Peter Pett's Commentary on the Bible
Isaiah 66:22-24
The Final Triumph (Isaiah 66:22).
‘For as the new heavens and the new earth, which I will make, will remain before me, so will your seed and your name remain.'
Once again we are reminded that God has made all things new. And they are permanent and everlasting as He is everlasting (they ‘will remain before Him'). But equally everlasting are the seed of these whom Yahweh has gathered. The Abrahamic promise now belongs to them as well. And their name will remain (contrast Isaiah 65:15). This is the new name by which He has called His servants (Isaiah 65:15). There will be no danger of these proving false to Yahweh or turning back, for Yahweh guarantees their perseverance.

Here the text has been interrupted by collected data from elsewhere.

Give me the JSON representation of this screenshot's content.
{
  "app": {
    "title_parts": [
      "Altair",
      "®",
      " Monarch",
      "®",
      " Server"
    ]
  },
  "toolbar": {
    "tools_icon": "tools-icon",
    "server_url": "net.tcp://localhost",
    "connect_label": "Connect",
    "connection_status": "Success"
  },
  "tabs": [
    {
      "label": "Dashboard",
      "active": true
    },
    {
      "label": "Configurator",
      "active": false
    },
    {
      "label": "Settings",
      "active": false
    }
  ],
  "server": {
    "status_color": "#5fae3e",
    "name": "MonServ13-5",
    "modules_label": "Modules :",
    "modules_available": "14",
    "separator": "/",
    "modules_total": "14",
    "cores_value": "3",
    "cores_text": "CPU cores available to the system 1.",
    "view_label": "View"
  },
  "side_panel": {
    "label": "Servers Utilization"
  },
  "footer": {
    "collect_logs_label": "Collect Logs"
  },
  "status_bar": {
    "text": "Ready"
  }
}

This is the second mention of the new heavens and the new earth (see Isaiah 65:17). And yet the whole concentration is on the new Jerusalem. In this we have further confirmation that the new Jerusalem in its final form is the representation of the new heavens and the new earth, of the final place of fulfilment (compare Revelation 21:1 to Revelation 22:5).
‘ “And it will come about that from one new moon to another, and from one sabbath to another, all flesh will come to worship before me,” says Yahweh.'
Now the whole world worships Yahweh. This is the final triumph. Month by month, and sabbath by sabbath, they observe His day, the sign that they are wholly His, and come to enjoy His feasts. It is a time of feasting and not of fasting, for those who rejected Him have been done away. All are in the new Jerusalem, the heavenly city. No earthly city could contain this number. Isaiah is describing a Jerusalem beyond his imagination, and beyond ours, which is why it has to be put in such terms. And yet there was a precursor of it in the earlier gathering of peoples from all nations to the feasts in Jerusalem (Acts 2:5).
‘And they will go forth and look on the carcasses of the men who have transgressed against me, for their worm will not die, nor will their fire be quenched, and they will be an abhorring to all flesh.'
This is not a picture of going there in order to obtain morbid pleasure. It is a solemn declaration that God has triumphed. His true people will enter Jerusalem to worship, and as they go out again they will pass the valley of judgment where the fires of judgment still burn. Many visitors to Jerusalem would remember the glory of the Temple and the vivid contrast of the Valley of Hinnom as they left Jerusalem after their worship.
The point being made here is that all who were against Yahweh are gone. There is no suggestion that they live. They are carcasses. What survives for ever are the means of judgment, the maggot and the fire which will never die. Nothing cast there will survive. The thought is that His own will worship Yahweh and be aware of His judgment on the wicked, and that his readers must be aware of it too. It is a vivid warning to his readers that they must choose whether they will be one or the other, the final evangelistic appeal. And it is on this warning that he signs off. It is his last appeal to the hearts of men. In the Garden the tempter questioned, ‘Did God say?' Here is the reply. ‘God did say'.
The picture is in terms of a rubbish dump where the fires continually burn to consume the waste, and the maggots continually do their work, and where the bodies of outcasts are tossed to demonstrate for them supreme everlasting contempt (compare Daniel 12:2). Certainly later the valley of Hinnom (Ge-hinnom) outside the walls of Jerusalem became such a rubbish dump, and its eerie fires at night seen over the walls of Jerusalem would present an aweinspiring sight. This would later result in the idea of Gehenna, the place of eternal punishment.
And thus in these final words Isaiah proclaims the triumph of Yahweh, the unrestricted worship of His people, and His final dealings with all who have rejected Him.